I'm not calling this one insta-love more along the lines of meet-once-forget-loose-weight-then-fall-in-love. Not that that's a poor thing, just saying the one that lost weight knew who he was getting involved with from the beginning. Marco and "Jonah" clicked better method better than Marco and Jonathan.I liked the book overall. The relationships between family members who were secondary characters kept the book going. The book was almost fairy-tale like which honestly we all like to dream about, come on, having a fling on vacation with a hot rich guy...sounds amazing to me. I'm a sucker for a amazing HEA and this book gives you a amazing one.
Truly well written. Realistic, emotional and joy-inducing. I was leery, as this story's been told so often, where it could have disappointed, it fully vested me in the characters--even the secondary is book was provided by the author via IndiGo Marketing & Design in exchange for an honest review.
Peter O'Brien's sunset with the loving couple seated on the high bench found on the cover really looks attractive especially the sunset scenario color. In addition, Peter O'Brien's Lightning Picture with a purple background color found inside the book relects a notice of a poor storm on its method to cause hurt to the community.
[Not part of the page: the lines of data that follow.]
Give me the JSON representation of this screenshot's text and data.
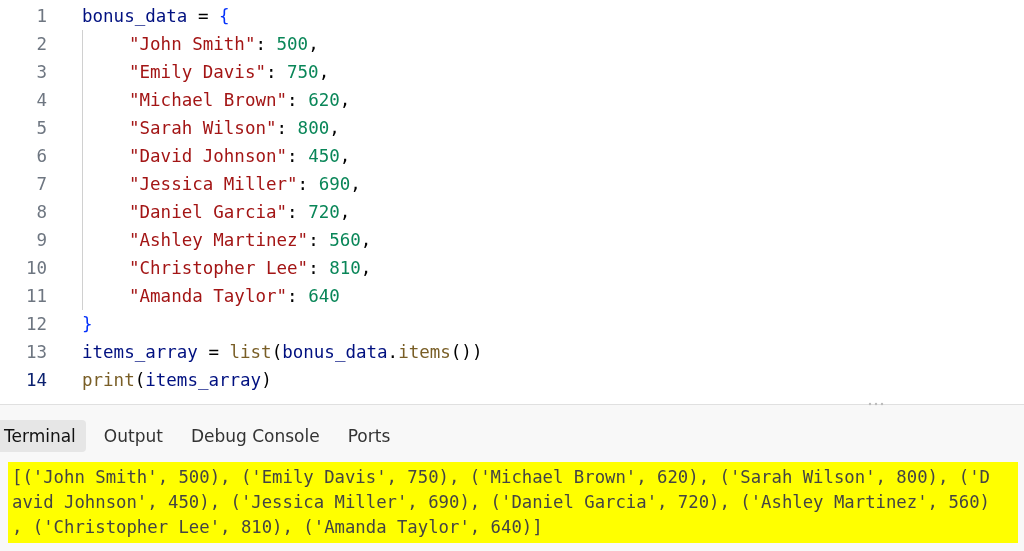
{
  "editor": {
    "lines": [
      {
        "number": "1",
        "current": false,
        "indent": false,
        "tokens": [
          {
            "kind": "var",
            "text": "bonus_data"
          },
          {
            "kind": "op",
            "text": " = "
          },
          {
            "kind": "brace",
            "text": "{"
          }
        ]
      },
      {
        "number": "2",
        "current": false,
        "indent": true,
        "tokens": [
          {
            "kind": "str",
            "text": "\"John Smith\""
          },
          {
            "kind": "op",
            "text": ": "
          },
          {
            "kind": "num",
            "text": "500"
          },
          {
            "kind": "op",
            "text": ","
          }
        ]
      },
      {
        "number": "3",
        "current": false,
        "indent": true,
        "tokens": [
          {
            "kind": "str",
            "text": "\"Emily Davis\""
          },
          {
            "kind": "op",
            "text": ": "
          },
          {
            "kind": "num",
            "text": "750"
          },
          {
            "kind": "op",
            "text": ","
          }
        ]
      },
      {
        "number": "4",
        "current": false,
        "indent": true,
        "tokens": [
          {
            "kind": "str",
            "text": "\"Michael Brown\""
          },
          {
            "kind": "op",
            "text": ": "
          },
          {
            "kind": "num",
            "text": "620"
          },
          {
            "kind": "op",
            "text": ","
          }
        ]
      },
      {
        "number": "5",
        "current": false,
        "indent": true,
        "tokens": [
          {
            "kind": "str",
            "text": "\"Sarah Wilson\""
          },
          {
            "kind": "op",
            "text": ": "
          },
          {
            "kind": "num",
            "text": "800"
          },
          {
            "kind": "op",
            "text": ","
          }
        ]
      },
      {
        "number": "6",
        "current": false,
        "indent": true,
        "tokens": [
          {
            "kind": "str",
            "text": "\"David Johnson\""
          },
          {
            "kind": "op",
            "text": ": "
          },
          {
            "kind": "num",
            "text": "450"
          },
          {
            "kind": "op",
            "text": ","
          }
        ]
      },
      {
        "number": "7",
        "current": false,
        "indent": true,
        "tokens": [
          {
            "kind": "str",
            "text": "\"Jessica Miller\""
          },
          {
            "kind": "op",
            "text": ": "
          },
          {
            "kind": "num",
            "text": "690"
          },
          {
            "kind": "op",
            "text": ","
          }
        ]
      },
      {
        "number": "8",
        "current": false,
        "indent": true,
        "tokens": [
          {
            "kind": "str",
            "text": "\"Daniel Garcia\""
          },
          {
            "kind": "op",
            "text": ": "
          },
          {
            "kind": "num",
            "text": "720"
          },
          {
            "kind": "op",
            "text": ","
          }
        ]
      },
      {
        "number": "9",
        "current": false,
        "indent": true,
        "tokens": [
          {
            "kind": "str",
            "text": "\"Ashley Martinez\""
          },
          {
            "kind": "op",
            "text": ": "
          },
          {
            "kind": "num",
            "text": "560"
          },
          {
            "kind": "op",
            "text": ","
          }
        ]
      },
      {
        "number": "10",
        "current": false,
        "indent": true,
        "tokens": [
          {
            "kind": "str",
            "text": "\"Christopher Lee\""
          },
          {
            "kind": "op",
            "text": ": "
          },
          {
            "kind": "num",
            "text": "810"
          },
          {
            "kind": "op",
            "text": ","
          }
        ]
      },
      {
        "number": "11",
        "current": false,
        "indent": true,
        "tokens": [
          {
            "kind": "str",
            "text": "\"Amanda Taylor\""
          },
          {
            "kind": "op",
            "text": ": "
          },
          {
            "kind": "num",
            "text": "640"
          }
        ]
      },
      {
        "number": "12",
        "current": false,
        "indent": false,
        "tokens": [
          {
            "kind": "brace",
            "text": "}"
          }
        ]
      },
      {
        "number": "13",
        "current": false,
        "indent": false,
        "tokens": [
          {
            "kind": "var",
            "text": "items_array"
          },
          {
            "kind": "op",
            "text": " = "
          },
          {
            "kind": "func",
            "text": "list"
          },
          {
            "kind": "op",
            "text": "("
          },
          {
            "kind": "var",
            "text": "bonus_data"
          },
          {
            "kind": "op",
            "text": "."
          },
          {
            "kind": "func",
            "text": "items"
          },
          {
            "kind": "op",
            "text": "())"
          }
        ]
      },
      {
        "number": "14",
        "current": true,
        "indent": false,
        "tokens": [
          {
            "kind": "func",
            "text": "print"
          },
          {
            "kind": "op",
            "text": "("
          },
          {
            "kind": "var",
            "text": "items_array"
          },
          {
            "kind": "op",
            "text": ")"
          }
        ]
      }
    ]
  },
  "panel": {
    "tabs": [
      {
        "label": "Terminal",
        "selected": true
      },
      {
        "label": "Output",
        "selected": false
      },
      {
        "label": "Debug Console",
        "selected": false
      },
      {
        "label": "Ports",
        "selected": false
      }
    ],
    "terminal_lines": [
      "[('John Smith', 500), ('Emily Davis', 750), ('Michael Brown', 620), ('Sarah Wilson', 800), ('D",
      "avid Johnson', 450), ('Jessica Miller', 690), ('Daniel Garcia', 720), ('Ashley Martinez', 560)",
      ", ('Christopher Lee', 810), ('Amanda Taylor', 640)]"
    ]
  }
}
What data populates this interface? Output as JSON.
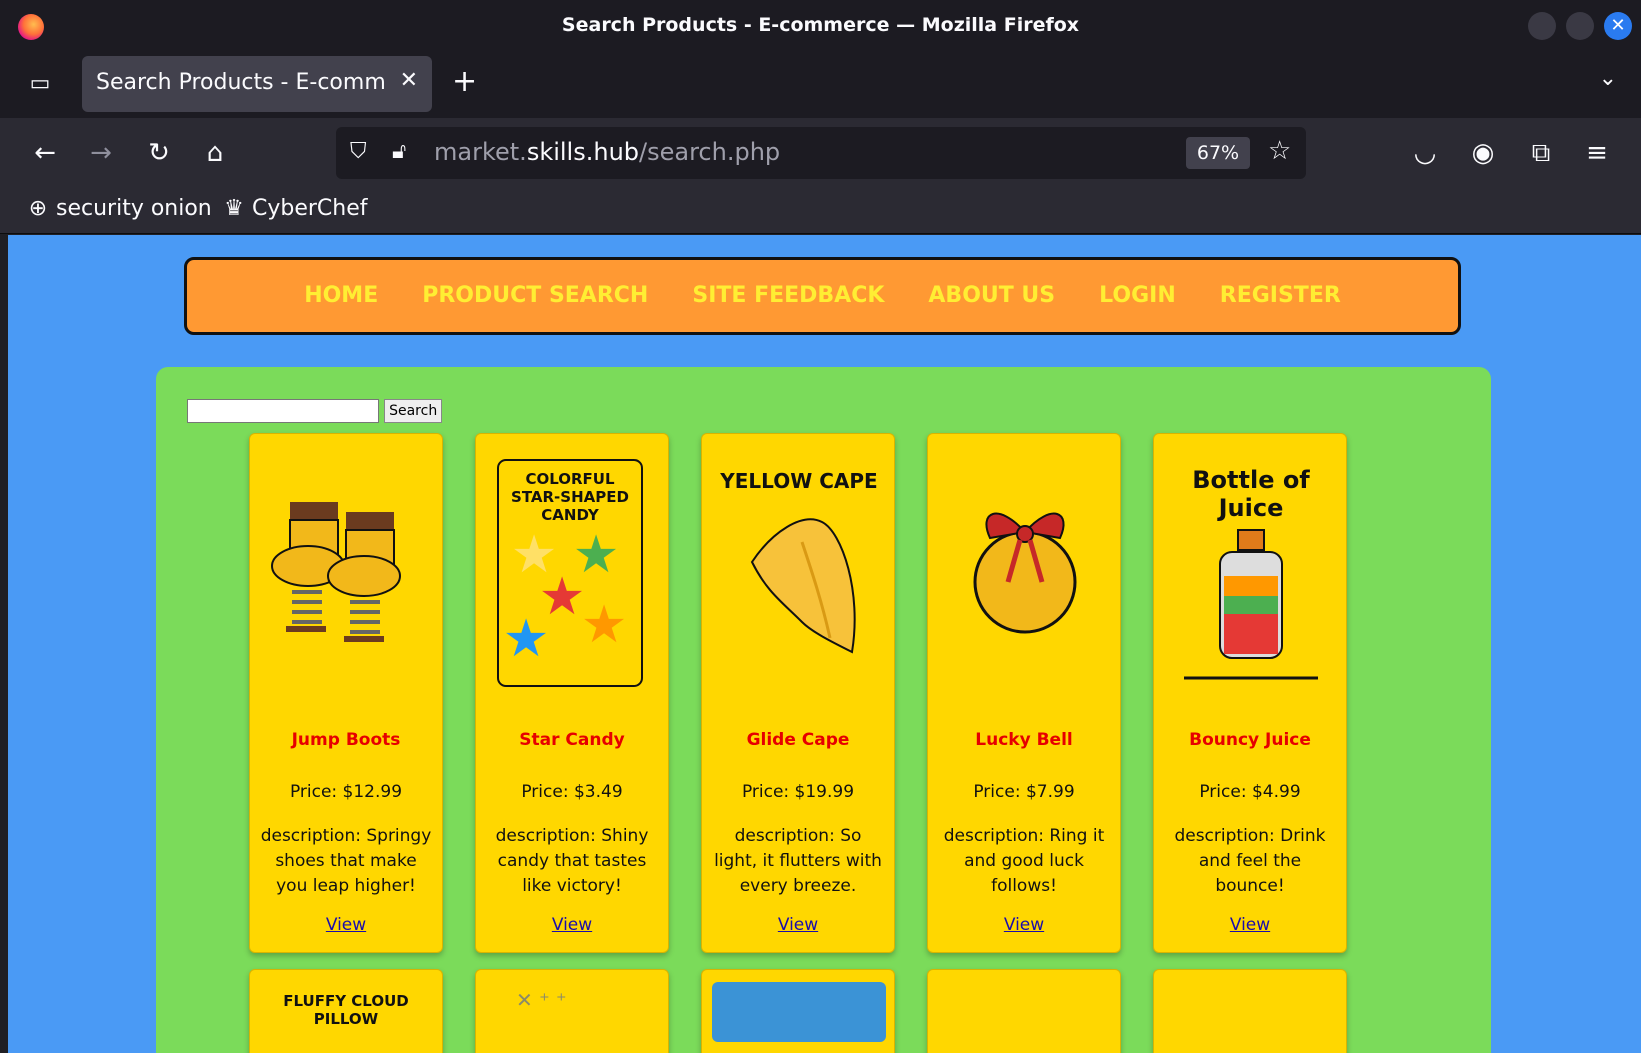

Jonathan is a disappointment to his dad. After his older brother’s death Jonathan’s dad expects him to take up the role of the son he lost. Mainly to run his company and continue the family name. Jonathan is forced into the closet by his father’s disapproval. He also has no interest in running his father’s business. When his father hires the gorgeous Marco Jonathan puts in a small time but then decides to take his possibility to himself from his father and his expectations. He turns in his resignation and escapes to his late mother’s cottage in Cape Cod. The freedom is amazing for Jonathan. He loses weight and recreates his look. Which is how when he and Marco end up on a cruise ship, Marco has no idea who Jonathan is. Jonathan knows who Marco is however and keeping the lie gets harder and harder as the guys form a e guys fall for each other beautiful fast. Jonathan struggles with keeping the secret and each day they spend together on the cruise makes it more difficult to come clean without risking losing Marco forever. Most of the story relies on the lie which Jonathan’s cousin pushes him to hold going for some reason. It’s explained so the guys could hold having fun but you can’t support but question the logic once it’s obvious it’s more than a cruise fling. In these stories the truth is always going to come out and cause a fight. And it does. Marco has wanted to fall in love with someone this method for a long time. Despite being normally cautious he gives into his desire to see where things go. There’s some courtship and pining that happens after the huge blow up that gets a small sweet and angsty for my tastes. Jonathan’s dad gets a small OTT ugly but Jonathan saves the day by finally standing up to his father. It’s all very much a cliché romance story. Not that that’s a poor thing if you’re in the mood for that type of read. I did like the couple. Marco is very suave and confident. Jonathan is adorable and smitten. They had some amazing tension going. I liked this book for what it was but it did have its flaws.
1) What an awesome story. This was so refreshing to read. The plot of the story is very well thought out and kept me peeked throughout. I loved how the author really allowed us to obtain to know the characters and didn't just focus on the romance aspect of the story. The setting was very nicely development and I felt like I was there on the cruise with them. What I liked a lot is how the setting matched the characters. I thought those attentions to detail were perfect. The Characters were nicely drawn out and I actually believed they were true people. Yes, they were physically perfect, but they were more then just pretty, they all had problems and flaws which created them true to me. What I really liked was the journey the characters took and how they actually grew durn the course of the story. Overall, the writing was spot on and I had no problems with following along. I personally loved the use of a journal for Marco it fit his personality to tee and I thought the shifts in POV were smooth and simple to follow.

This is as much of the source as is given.